Francis further argues that the district court erred by granting summary judgment to Staff Sergeant Noorbergen as to Francis's claim that Noorbergen failed to intervene in Huff's use of excessive force. Appellant's Br. at 22. To succeed with this claim, Francis must show that (1) his constitutional rights were violated by Huff, and (2) Noorbergen, as Huff's supervising officer, encouraged or authorized Huff's use of unconstitutional force. Colvin v. Caruso, 605 F.3d 282, 292 (6th Cir. 2010). Because Huff's use of force was lawful, there is no underlying constitutional violation, and Noorbergen cannot be liable for failing to intervene. See Scott v. Clay Cnty, Tenn., 205 F.3d 867, 879 (6th Cir. 2000).

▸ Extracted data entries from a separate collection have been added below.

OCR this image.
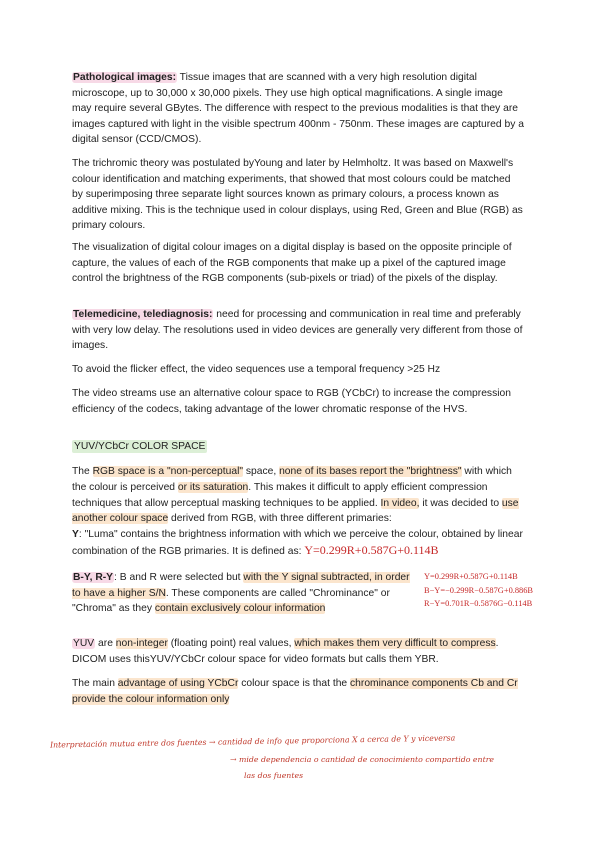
Pathological images: Tissue images that are scanned with a very high resolution digital microscope, up to 30,000 x 30,000 pixels. They use high optical magnifications. A single image may require several GBytes. The difference with respect to the previous modalities is that they are images captured with light in the visible spectrum 400nm - 750nm. These images are captured by a digital sensor (CCD/CMOS).

The trichromic theory was postulated byYoung and later by Helmholtz. It was based on Maxwell's colour identification and matching experiments, that showed that most colours could be matched by superimposing three separate light sources known as primary colours, a process known as additive mixing. This is the technique used in colour displays, using Red, Green and Blue (RGB) as primary colours.

The visualization of digital colour images on a digital display is based on the opposite principle of capture, the values of each of the RGB components that make up a pixel of the captured image control the brightness of the RGB components (sub-pixels or triad) of the pixels of the display.

Telemedicine, telediagnosis: need for processing and communication in real time and preferably with very low delay. The resolutions used in video devices are generally very different from those of images.

To avoid the flicker effect, the video sequences use a temporal frequency >25 Hz

The video streams use an alternative colour space to RGB (YCbCr) to increase the compression efficiency of the codecs, taking advantage of the lower chromatic response of the HVS.

YUV/YCbCr COLOR SPACE

The RGB space is a "non-perceptual" space, none of its bases report the "brightness" with which the colour is perceived or its saturation. This makes it difficult to apply efficient compression techniques that allow perceptual masking techniques to be applied. In video, it was decided to use another colour space derived from RGB, with three different primaries:
Y: "Luma" contains the brightness information with which we perceive the colour, obtained by linear combination of the RGB primaries. It is defined as: Y=0.299R+0.587G+0.114B

B-Y, R-Y: B and R were selected but with the Y signal subtracted, in order to have a higher S/N. These components are called "Chrominance" or "Chroma" as they contain exclusively colour information

Y=0.299R+0.587G+0.114B
B−Y=−0.299R−0.587G+0.886B
R−Y=0.701R−0.5876G−0.114B

YUV are non-integer (floating point) real values, which makes them very difficult to compress. DICOM uses thisYUV/YCbCr colour space for video formats but calls them YBR.

The main advantage of using YCbCr colour space is that the chrominance components Cb and Cr provide the colour information only

Interpretación mutua entre dos fuentes → cantidad de info que proporciona X a cerca de Y y viceversa
→ mide dependencia o cantidad de conocimiento compartido entre
las dos fuentes
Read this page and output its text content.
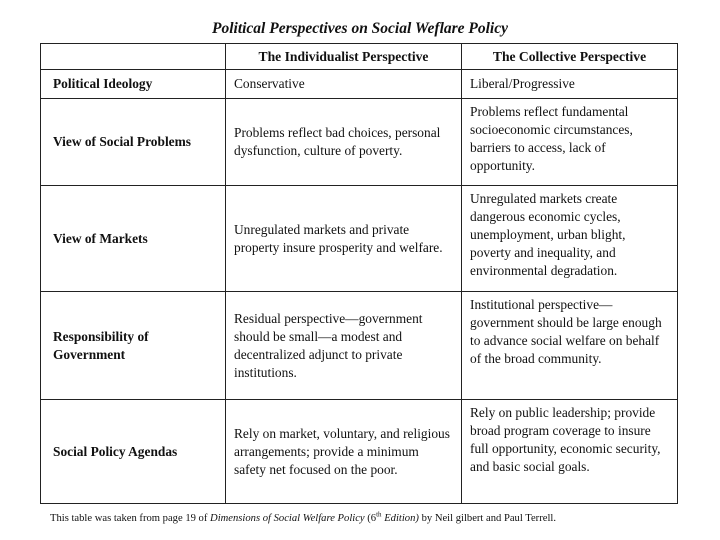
Political Perspectives on Social Weflare Policy
	The Individualist Perspective	The Collective Perspective
Political Ideology	Conservative	Liberal/Progressive
View of Social Problems	Problems reflect bad choices, personal dysfunction, culture of poverty.	Problems reflect fundamental socioeconomic circumstances, barriers to access, lack of opportunity.
View of Markets	Unregulated markets and private property insure prosperity and welfare.	Unregulated markets create dangerous economic cycles, unemployment, urban blight, poverty and inequality, and environmental degradation.
Responsibility of Government	Residual perspective—government should be small—a modest and decentralized adjunct to private institutions.	Institutional perspective—government should be large enough to advance social welfare on behalf of the broad community.
Social Policy Agendas	Rely on market, voluntary, and religious arrangements; provide a minimum safety net focused on the poor.	Rely on public leadership; provide broad program coverage to insure full opportunity, economic security, and basic social goals.
This table was taken from page 19 of Dimensions of Social Welfare Policy (6th Edition) by Neil gilbert and Paul Terrell.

Finally, Francis appeals the grant of summary judgment to the City of Red Bank. Francis's claims against the City allege liability under Monell, which provides that a municipal entity such as Red Bank can be liable under 42 U.S.C. § 1983 if a plaintiff shows that (1) he was deprived of a constitutional right, and (2) the municipal entity is responsible for this deprivation. Baynes v. Cleland, 799 F.3d 600, 620 (6th Cir. 2015). Because Francis was not deprived of a constitutional right, he cannot prevail on a claim against Red Bank based on a theory of municipal liability. Scott, 205 F.3d at 879.
III.
For the forgoing reasons we AFFIRM the district court's summary judgment.